Invest in a comfy mattress
Sleeping on an old lumpy and squeaky mattress can really mess with your sleep, especially if you share the bed. All the noise, motions and bumps will annoy you and wake you up during the night. Luckily, you can always find quality mattresses that will fix all of that. If you’re looking for top quality products, click here and check out some memory foam mattresses. These are firm, cool and flappable, meaning you get two firmness levels, depending on your preferences.
Go easy on the caffeine
If you feel overly sleepy, coffee might aid in keeping you awake, but it also might be the cause of your sleep problems in the evening. Caffeine messes with your melatonin production, making it harder for you to fall asleep and waking you up earlier in the morning. Even if you only indulge in one or two cups of coffee during the day, it can still cause you to lose sleep, so limit your intake carefully. Alcohol is another substance you might want to give up. It affects your sleep quality and even causes sleep illnesses like apnea.
Take a warm bath
While there’s not a lot of scientific proof behind it, people always report better sleep after they take a warm bath. It’s relaxing and it makes you feel comfortable in your skin, so you can enjoy a good night’s sleep.

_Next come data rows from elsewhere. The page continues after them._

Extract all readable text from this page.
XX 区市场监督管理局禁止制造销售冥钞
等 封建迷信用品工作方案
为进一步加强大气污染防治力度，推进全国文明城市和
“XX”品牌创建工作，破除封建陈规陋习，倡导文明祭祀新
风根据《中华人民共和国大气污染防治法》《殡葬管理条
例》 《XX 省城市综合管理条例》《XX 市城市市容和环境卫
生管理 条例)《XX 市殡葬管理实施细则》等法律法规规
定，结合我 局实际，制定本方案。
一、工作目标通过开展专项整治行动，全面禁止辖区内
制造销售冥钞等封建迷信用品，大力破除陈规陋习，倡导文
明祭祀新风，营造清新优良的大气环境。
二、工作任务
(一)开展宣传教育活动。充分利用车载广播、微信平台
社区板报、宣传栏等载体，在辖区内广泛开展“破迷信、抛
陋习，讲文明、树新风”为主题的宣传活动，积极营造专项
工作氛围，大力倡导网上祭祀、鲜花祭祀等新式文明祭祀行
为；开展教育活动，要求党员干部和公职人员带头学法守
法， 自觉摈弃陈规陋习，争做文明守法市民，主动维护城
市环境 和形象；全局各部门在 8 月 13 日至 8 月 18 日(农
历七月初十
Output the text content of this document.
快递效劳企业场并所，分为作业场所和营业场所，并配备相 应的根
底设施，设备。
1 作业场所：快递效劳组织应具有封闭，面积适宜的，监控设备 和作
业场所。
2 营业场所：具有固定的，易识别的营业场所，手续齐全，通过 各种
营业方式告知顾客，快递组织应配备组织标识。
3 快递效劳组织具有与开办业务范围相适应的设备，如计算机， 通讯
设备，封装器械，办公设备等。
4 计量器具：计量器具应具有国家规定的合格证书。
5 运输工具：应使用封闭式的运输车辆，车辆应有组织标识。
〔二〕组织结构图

Keep your hands and feet toasty
Here’s something that’s backed up by research: a warm bottle against your feet or hands can make you fall asleep faster. If you don’t have access to it, just wear socks. This doesn’t apply to everyone, so you might want to experiment with it.
…but keep your room cool
You might enjoy warm feet and hands when you go to sleep, but your brain maintains the best sleep when you doze off in a room that’s a little bit on the colder side. Set your thermostat lower, even to chilly 60 degrees and see how you sleep.
Go with lavender scents
Lavender scent has been helping people sleep for centuries. It can cause a deeper sleep and a fresh morning. While men and women sleep differently in lavender-scented rooms, both benefit!
Are you feeling a little sleepy after all the information you’ve been provided? Put these tips to good use and go hit the bed right now!